In February 2024 both regulators closed their reviews without action. The New Jersey Division of Gaming Enforcement found "no evidence" that Evolution took illegal bets. The identity of Black Cube's client surfaced in April 2025, and in September 2025 the New Jersey Superior Court ordered Black Cube to name that client and branded the report "objectively baseless" and "not truthful." Court proceedings then identified the client as Playtech. Evolution publicly named Playtech as the commissioning party on October 22, 2025, and moved in 2026 to add it to the suit. The court has also appointed retired U.S. District Judge Robert B. Kugler as a special adjudicator on discovery matters, at a rate of $900 per hour. Evolution, Black Cube and Calcagni & Kanefsky are scheduled for a hearing in November 2026 on the disputed report and the UPEPA claims.

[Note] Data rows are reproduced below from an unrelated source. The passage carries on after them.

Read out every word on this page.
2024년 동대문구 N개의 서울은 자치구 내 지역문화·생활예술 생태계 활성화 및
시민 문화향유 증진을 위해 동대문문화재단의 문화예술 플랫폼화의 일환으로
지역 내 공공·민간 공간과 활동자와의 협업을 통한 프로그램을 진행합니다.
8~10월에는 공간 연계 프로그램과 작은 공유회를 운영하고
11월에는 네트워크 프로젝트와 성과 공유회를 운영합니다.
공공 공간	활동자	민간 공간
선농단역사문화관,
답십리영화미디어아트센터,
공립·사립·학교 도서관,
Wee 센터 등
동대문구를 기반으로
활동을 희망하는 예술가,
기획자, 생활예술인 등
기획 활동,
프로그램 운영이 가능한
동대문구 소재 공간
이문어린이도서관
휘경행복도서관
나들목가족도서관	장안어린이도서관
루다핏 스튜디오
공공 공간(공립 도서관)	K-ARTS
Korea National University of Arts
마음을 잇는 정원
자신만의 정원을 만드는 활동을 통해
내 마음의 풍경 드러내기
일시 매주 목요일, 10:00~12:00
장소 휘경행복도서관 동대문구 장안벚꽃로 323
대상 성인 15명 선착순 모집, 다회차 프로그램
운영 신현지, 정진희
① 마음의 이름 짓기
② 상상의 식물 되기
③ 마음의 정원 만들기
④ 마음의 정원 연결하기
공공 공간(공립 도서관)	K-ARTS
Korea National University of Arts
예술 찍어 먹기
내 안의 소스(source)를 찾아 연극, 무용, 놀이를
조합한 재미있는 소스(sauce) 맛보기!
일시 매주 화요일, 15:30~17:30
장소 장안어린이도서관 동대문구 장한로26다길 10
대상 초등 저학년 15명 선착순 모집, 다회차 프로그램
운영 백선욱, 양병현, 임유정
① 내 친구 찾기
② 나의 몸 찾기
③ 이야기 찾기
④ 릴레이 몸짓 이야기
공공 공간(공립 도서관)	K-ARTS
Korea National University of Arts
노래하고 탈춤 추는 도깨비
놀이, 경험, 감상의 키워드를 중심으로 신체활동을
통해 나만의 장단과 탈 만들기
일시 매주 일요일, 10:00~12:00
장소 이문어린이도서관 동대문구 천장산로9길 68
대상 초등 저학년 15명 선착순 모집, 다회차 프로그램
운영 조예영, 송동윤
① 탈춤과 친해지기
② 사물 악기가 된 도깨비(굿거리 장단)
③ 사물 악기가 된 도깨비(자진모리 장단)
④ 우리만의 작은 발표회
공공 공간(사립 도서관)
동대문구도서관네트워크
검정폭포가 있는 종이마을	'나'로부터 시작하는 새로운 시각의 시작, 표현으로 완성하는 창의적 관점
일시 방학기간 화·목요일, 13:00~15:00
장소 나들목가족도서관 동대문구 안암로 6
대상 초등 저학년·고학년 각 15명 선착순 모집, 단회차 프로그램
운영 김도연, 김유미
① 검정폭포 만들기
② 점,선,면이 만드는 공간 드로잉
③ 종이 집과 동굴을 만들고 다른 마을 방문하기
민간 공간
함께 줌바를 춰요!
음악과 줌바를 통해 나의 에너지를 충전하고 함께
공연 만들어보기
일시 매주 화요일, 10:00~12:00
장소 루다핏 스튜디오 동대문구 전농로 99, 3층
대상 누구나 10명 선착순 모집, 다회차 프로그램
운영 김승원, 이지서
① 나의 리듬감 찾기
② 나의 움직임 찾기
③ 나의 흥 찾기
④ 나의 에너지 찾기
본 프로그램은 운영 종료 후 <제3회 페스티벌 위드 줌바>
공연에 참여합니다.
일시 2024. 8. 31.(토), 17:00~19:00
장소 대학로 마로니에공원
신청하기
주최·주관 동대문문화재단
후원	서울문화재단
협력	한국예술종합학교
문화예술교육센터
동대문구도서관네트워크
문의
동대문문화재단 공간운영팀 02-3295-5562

The two suppliers behind the fight

The dispute pits the live-dealer market leader against a diversified rival that has spent the past year reshaping itself. Evolution dominates the live-casino segment that anchors most online lobbies; Playtech, after the 2.3 billion euro (about US$2.5 billion) sale of its Italian operator Snaitech in April 2025, has refocused on B2B supply and a revised Caliente Interactive agreement that gave it a 30.8% direct equity stake in the Mexican operator.

MetricEvolution (FY2025)Playtech (FY2025)
Revenue2.07 billion euros (up 0.2% YoY)763.6 million euros (down 10% from 848.0m)
Adjusted EBITDA1.37 billion euros (down 3.2%), 66.1% margin197.0 million euros (down from 217.5m)
Balance sheetNet cashNet cash of 29m euros, swung from net debt of 142.8m at end-2024
Approx. market valueAbout SEK 140 billion (about US$14.7 billion)Listed on the London Stock Exchange (LSE: PTEC)
Live-casino shareRoughly 60%Roughly 15%

Evolution's FY2025 live-casino revenue softened, with Europe down 8.1% to 366.7 million euros and Latin America down 15.0% to 50.3 million euros, while North America grew 5.8% to 71.4 million euros. The company guided 2026 EBITDA margin to stay in line with 2025. When Evolution named Playtech in its U.S. racketeering filing in October 2025, Playtech shares fell sharply, reportedly losing about 300 million pounds (about US$385 million), roughly 30% of value, on the day.

For affiliates and operators, the practical read is supply concentration. The party accused of running an opposition-research campaign and the party defending against it are the same two firms much of the live-casino lobby depends on, and the ruling keeps the question of Playtech's role in the litigation open rather than resolved. Paul Leyland of Regulus Partners, commenting on the affair, said an industry "that can only thrive with its social contract intact cannot behave like this."